The national assembly of the Church of England has voted to bring together two of its charities, the Archbishops’ Council and Church of England Central Services, as part of a governance review.
Following the General Synod’s vote on Saturday, the change will see both organisations replaced by a new charity called the Church of England National Services (CENS).
If approved by Parliament, CENS will also take over non-investment functions from the institution’s largest central charity, the Church Commissioners, and most of those currently held by the offices of the archbishops of Canterbury and York.
The Church of England said the vote was the result of “a four-year process designed to simplify and transform the church’s national structures to better serve, support and encourage local churches”.
The synod, which is meeting from 11 to 15 July in York, also agreed to increase the church’s national spending from £1.2bn in 2023-25 to £1.6bn in 2026-28 due to “strong investment performance and a rigorous actuarial process”.
The Church of England said the £1.6bn “will support a major package of measures for clergy wellbeing and a focus on supporting parishes in the lowest income communities in the country, as well as other key priorities including safeguarding and redress”.
“This represents an increase of 36% on the current triennium, amounting to the biggest distribution in the church’s history,” it said in a statement.

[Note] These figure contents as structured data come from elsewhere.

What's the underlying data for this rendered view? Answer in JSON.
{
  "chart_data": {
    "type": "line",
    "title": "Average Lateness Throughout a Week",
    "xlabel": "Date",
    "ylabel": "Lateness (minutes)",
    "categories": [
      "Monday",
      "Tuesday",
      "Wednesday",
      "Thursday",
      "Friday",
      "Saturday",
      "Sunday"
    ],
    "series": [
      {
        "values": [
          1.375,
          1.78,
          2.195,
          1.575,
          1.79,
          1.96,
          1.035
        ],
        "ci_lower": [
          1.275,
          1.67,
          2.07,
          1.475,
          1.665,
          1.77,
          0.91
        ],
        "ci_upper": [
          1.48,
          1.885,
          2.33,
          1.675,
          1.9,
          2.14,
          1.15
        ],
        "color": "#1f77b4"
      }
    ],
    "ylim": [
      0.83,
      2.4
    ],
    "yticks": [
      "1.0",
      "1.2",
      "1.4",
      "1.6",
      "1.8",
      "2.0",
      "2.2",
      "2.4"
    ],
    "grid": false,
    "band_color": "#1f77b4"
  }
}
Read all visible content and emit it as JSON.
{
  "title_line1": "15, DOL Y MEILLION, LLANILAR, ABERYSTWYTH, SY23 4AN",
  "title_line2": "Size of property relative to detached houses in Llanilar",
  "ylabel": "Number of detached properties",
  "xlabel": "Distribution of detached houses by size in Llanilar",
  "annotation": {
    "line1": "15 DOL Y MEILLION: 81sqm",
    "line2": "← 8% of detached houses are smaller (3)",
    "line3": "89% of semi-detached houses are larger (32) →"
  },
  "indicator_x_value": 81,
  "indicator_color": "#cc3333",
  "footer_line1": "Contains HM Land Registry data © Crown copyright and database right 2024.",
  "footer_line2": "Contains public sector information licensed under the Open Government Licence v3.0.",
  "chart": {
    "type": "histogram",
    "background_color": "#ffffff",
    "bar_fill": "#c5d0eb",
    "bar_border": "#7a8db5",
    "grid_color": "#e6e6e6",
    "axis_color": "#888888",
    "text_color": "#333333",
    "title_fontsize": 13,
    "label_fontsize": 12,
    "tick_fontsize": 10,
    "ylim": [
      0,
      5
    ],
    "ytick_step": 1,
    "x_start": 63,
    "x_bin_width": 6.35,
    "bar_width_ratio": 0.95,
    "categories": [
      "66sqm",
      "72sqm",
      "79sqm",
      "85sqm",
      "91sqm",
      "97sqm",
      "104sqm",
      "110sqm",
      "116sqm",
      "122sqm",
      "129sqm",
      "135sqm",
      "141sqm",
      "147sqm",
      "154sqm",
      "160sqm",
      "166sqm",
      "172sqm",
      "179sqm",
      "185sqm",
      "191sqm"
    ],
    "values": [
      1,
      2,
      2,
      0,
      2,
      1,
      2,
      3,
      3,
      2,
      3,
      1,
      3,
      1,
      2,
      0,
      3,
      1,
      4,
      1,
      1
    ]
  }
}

Commissioners’ investment assets rise to £11.1bn
Meanwhile, the Church Commissioners’ investment assets stood at £11.1bn last year, compared with £10.4bn the previous year, according to the charity’s latest annual report.
Financial data for the year ending 31 December 2024 shows that last year, the Church of England’s endowment fund, which is administered by the Church Commissioners, generated a total return of 10.3%, compared with 4.1% the year before and an average return of 8.6% per annum over the past decade.
The report, published last month, says that despite a year of “significant geopolitical uncertainty”, the Church Commissioners distributed £283m, excluding pre-1998 clergy pensions, a £60.2m year-on-year increase.
Its total income increased by £15.4m to £207m last year, while total expenditure fell by £124m to £370m. Meanwhile, its total net assets stood at £9.89bn (2023: £9.1bn).
Learning from safeguarding failures
The Archbishops’ Council has also recently published its annual report and financial statements for the year to 31 December 2024.
Its report shows that the council recorded a total income of £236m against total expenditure of £229m, with the £47m increase in costs mainly attributed to more grants being awarded.
The report cites recent safeguarding reviews, including Keith Makin’s investigation into the Church of England’s historic handling of allegations of serious abuse by the late John Smyth, which have raised concerns about the institution’s processes and procedures.
“During this difficult and challenging year, we’ve come to a greater realisation that we – as the council, the church and as individuals – haven’t done all we could and should have done in responding to victims and survivors of abuse,” it reads.
“The council laments and repents of this failure and is committed to learning from it. Following the report from Sarah Wilkinson, trustees have participated in trauma-informed training as we continue to work towards a more victim-centred safeguarding approach.
“We hope that our revised guidance, survivor engagement and promotion of legislative changes, including the ongoing work towards the establishment of the national redress scheme, illustrate this.”
The national redress scheme, which will be administered by law firm Kennedys, is underway and should complete the synodical stages this year, pending legislative approval.
The scheme should be available to “survivors of sexual, physical, financial, psychological and emotional (including spiritual) abuse or neglect, where it was committed (in England or elsewhere) by a person acting under the authority of the Church of England,” the report reads.